According to State Bank data, the FY22 petroleum imports have risen to $18.7 billion from $9.7bn last year representing a hefty growth of 92.8 per cent. This has led our FY22 total import of goods and services to rise to $84.2bn from $62.7bn last year, with a growth rate of 34.3pc. With the FY22 exports of goods and services increasing to $39.4bn from $31.6bn, the intense pressure on trade and services account is obvious. The FY22 deficit on trade and the services account has increased to $44.8bn from $31.2bn last year, representing a deterioration of $13.6bn.
One perplexing factor that affected the exchange rate is the extremely high value of petroleum imports in June 2022 — $2.9bn compared to only $1.4bn in May. Except for June, per month petroleum imports were valued at only $1.4bn. It is puzzling that this value is more than twice the values observed in earlier months.
This mystery can only be solved by breaking down the values in relation to the quantity of petroleum products and the corresponding import prices. This data will come after a couple of months.
One possible cause are the higher import prices when petroleum products were booked a couple of months ago and their higher value payments struck after approximately two months. Another possibility is that a larger quantum was imported in June.
While the imports in July were less than the imports in June, outflows on account of disinvestments of T-bills and other financial assets by non-residents added to the scarcity of dollars. It is thanks to workers’ remittances of $31.2bn in FY22 that our current account deficit at $17.4bn is much smaller than the trade deficit.
However, this deficit is far larger than the FY21 current account deficit of only $2.8bn. For many analysts, like those sitting in rating agencies, this itself is reason enough for the large depreciations observed so far. In addition, the current account deficit of June was $2.3bn — 64pc higher than the May deficit. From this perspective, the exchange rate battering is a rational market outcome.
The fact that we are witnessing an unambiguous political crisis prevents our economy from healing through normal doses of price increase including the exchange rate. The delayed IMF board meeting has also caused the markets to panic. They seem to have forgotten about the IMF staff-level agreement.

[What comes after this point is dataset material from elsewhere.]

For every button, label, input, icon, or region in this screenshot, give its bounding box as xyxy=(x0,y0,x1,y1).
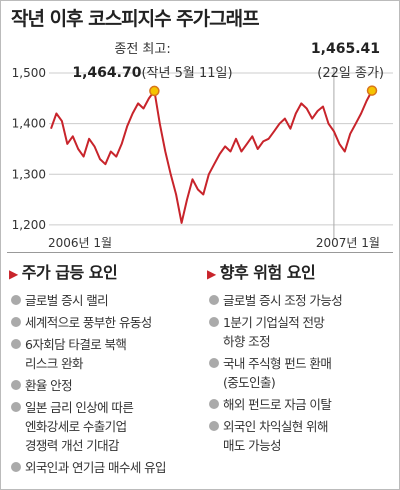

For Pakistani authorities, the most difficult job is to convince the IMF about the sufficiency of measures already taken. Now that the Fund has lent a helping hand (after Gen Bajwa’s call to a US official) to calm the markets through its reassurance about the completion of all conditionalities leading to its board approval, the markets have heaved a sigh of relief and are likely to witness significantly reduced volatility. All of this indicates that the rupee might appreciate significantly after the receipt of the IMF tranche.
As stated above, the confluence of various crises together with political uncertainty has caused these market sentiments, which may continue even after the resumption of the IMF programme. The credibility of the present government has further weakened after its unwise criticism of the recent Supreme Court decision which democratically installed a PTI government in Punjab.
The only prudent course of action for the federal government is to announce a date for general election free from generals and other non-constitutional influences. A credible interim government will go a long way in reducing political uncertainty and pave the way to establish the democratic writ of Pakistan’s citizens. This is the only option to lessen exchange rate and other economic woes.
The writer is a former deputy governor of the State Bank of Pakistan.